Quand la cravate se noue à l’extrême droite

La Cravate
de Mathias Théry et Etienne Chaillou
Documentaire
Sorti le 9 septembre 2020 au cinéma Nova et au cinéma Le Parc

La fin, on la connaît. Macron bat Le Pen et la France célèbre une victoire qui sent la peur. En fait, tout nous est familier : les personnages, l’histoire, les motivations… Alors on se demande qu’est-ce qu’un énième film sur l’extrême droite peut bien nous apprendre de plus que les médias ne nous ont pas déjà dit. Seulement, La Cravate n’est pas construit comme n’importe quel reportage d’investigation et c’est sa forme, indissociable de son propos, qui en fait sa valeur.

Lors de la campagne électorale de 2017, Mathias Théry et Etienne Chaillou ont suivi Bastien, militant d’extrême-droite et secrétaire de circonscription à Amiens. En plus des images filmées, ils ont mis par écrit, dans un texte d’inspiration balzacienne, ce que la caméra ne peut montrer et l’ont ensuite fait lire à Bastien. Le film se base donc sur une voix off qui lit le manuscrit et qui accompagne soit des images prises durant l’étude de terrain, soit des images de Bastien réagissant à l’histoire qu’il découvre en même temps que le spectateur. C’est un procédé qui est d’autant plus parlant que les réalisateurs et Bastien n’ont ni les mêmes idéaux politiques, ni les mêmes intérêts dans la production du film – Bastien cherchant à faire valoir des idées que les réalisateurs espéraient réfuter – et pourtant les deux partis arrivent à un consensus, le scénario écrit par les premiers étant validé par chacun. Cette manière de filmer réduit la part de subjectivité qu’on a souvent lorsqu’un chercheur retranscrit ce qu’il a étudié. C’est une approche à la fois convaincante et aussi touchante parce qu’ une vraie relation de confiance se crée entre les observateurs et l’observé.

L’idée de base n’était pas de faire un film de propagande anti-FN (qui depuis a changé de nom) mais plutôt de comprendre ce qui pousse les gens à adhérer à ce parti qu’on n’osait même pas recevoir sur les plateaux TV il y a encore quelques années. D’après Mathias Théry et Etienne Chaillou, pour comprendre un partisan, il faut s’inviter dans son intimité. Bastien est filmé au travail, dans la fédération française de lazertag qu’il a créée ou  buvant une bière avec ses copains. Ensuite, on découvre son visage politique. On le voit distribuer des prospectus à la gloire du parti, débattre calmement avec les détracteurs et s’occuper de la communication Youtube de Philippot. Pour Bastien, son combat est pur et dénué d’intérêt personnel. Et même si paradoxalement son adhésion au mouvement semble être aussi pour lui une quête de respect, une manière d’asseoir son autorité, il n’a pas l’ambition de grimper les échelons. Si Marine est élue, son but premier sera atteint.
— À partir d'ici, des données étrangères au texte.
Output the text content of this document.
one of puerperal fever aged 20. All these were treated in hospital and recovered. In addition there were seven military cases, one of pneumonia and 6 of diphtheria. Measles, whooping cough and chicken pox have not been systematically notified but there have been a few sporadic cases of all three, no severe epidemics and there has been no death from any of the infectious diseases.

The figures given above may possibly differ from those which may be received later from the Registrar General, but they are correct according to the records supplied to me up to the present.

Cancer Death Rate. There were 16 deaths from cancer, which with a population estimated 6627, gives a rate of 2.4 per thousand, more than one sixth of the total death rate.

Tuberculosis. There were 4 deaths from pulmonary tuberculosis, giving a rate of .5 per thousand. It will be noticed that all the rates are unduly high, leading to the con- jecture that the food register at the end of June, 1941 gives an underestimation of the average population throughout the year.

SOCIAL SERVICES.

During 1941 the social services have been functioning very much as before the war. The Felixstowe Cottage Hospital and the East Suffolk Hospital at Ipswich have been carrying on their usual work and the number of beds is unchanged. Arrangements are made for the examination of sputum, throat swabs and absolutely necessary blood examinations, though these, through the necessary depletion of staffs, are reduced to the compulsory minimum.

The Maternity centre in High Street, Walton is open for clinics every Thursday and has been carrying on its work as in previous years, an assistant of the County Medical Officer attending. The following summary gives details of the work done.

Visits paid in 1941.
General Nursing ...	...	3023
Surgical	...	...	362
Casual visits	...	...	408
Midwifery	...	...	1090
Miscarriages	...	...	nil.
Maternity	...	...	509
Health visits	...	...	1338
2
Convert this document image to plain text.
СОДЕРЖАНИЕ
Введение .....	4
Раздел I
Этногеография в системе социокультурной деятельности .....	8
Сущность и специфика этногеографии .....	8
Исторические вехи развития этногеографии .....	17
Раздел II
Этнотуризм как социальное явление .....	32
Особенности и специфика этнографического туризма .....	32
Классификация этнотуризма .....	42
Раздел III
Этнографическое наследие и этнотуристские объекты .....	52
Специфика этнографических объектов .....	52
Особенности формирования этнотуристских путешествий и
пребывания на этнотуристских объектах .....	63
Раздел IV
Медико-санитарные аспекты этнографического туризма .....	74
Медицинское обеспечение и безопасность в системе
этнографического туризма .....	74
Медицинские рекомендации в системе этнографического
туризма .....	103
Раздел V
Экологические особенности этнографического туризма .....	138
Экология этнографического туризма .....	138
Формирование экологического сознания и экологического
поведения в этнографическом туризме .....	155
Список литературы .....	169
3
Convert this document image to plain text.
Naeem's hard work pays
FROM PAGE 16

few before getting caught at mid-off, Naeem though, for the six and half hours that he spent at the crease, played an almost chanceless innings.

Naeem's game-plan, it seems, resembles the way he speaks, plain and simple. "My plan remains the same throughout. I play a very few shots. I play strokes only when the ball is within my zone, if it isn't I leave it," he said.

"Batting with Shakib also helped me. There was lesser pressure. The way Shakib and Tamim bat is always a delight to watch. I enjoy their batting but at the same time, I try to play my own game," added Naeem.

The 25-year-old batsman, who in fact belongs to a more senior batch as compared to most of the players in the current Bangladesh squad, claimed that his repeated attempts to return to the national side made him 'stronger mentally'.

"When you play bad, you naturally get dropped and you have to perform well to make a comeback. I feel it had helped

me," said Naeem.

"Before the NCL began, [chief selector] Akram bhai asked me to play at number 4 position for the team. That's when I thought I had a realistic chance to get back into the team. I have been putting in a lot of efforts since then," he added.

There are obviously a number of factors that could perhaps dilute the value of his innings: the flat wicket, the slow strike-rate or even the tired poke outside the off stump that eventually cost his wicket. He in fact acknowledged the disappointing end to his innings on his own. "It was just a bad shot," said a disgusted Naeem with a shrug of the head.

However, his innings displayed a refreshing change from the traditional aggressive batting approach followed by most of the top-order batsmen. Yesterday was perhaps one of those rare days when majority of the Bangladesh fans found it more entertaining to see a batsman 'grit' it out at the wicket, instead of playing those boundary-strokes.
En dépit de ses idéaux, c’est une vision presque candide de faire de la politique que possède Bastien. Mais Bastien connaît une vraie déception quand il se rend compte que beaucoup de ses camarades ne sont là que pour s’approcher le plus possible du pouvoir. De manière générale, ce que La Cravate semble révéler du parti, c’est que des personnes bien intégrées dans un système politique et dans un monde dont ils maîtrisent les codes utilisent la colère des marginaux et des oubliés à des fins personnelles, la rhétorique étant l’outil premier de ceux qui – à l’image d’Eric, jeune membre ambitieux et accessoirement ami de Bastien – cherchent à dédiaboliser le parti pour mieux profiter de sa remontée dans les scrutins.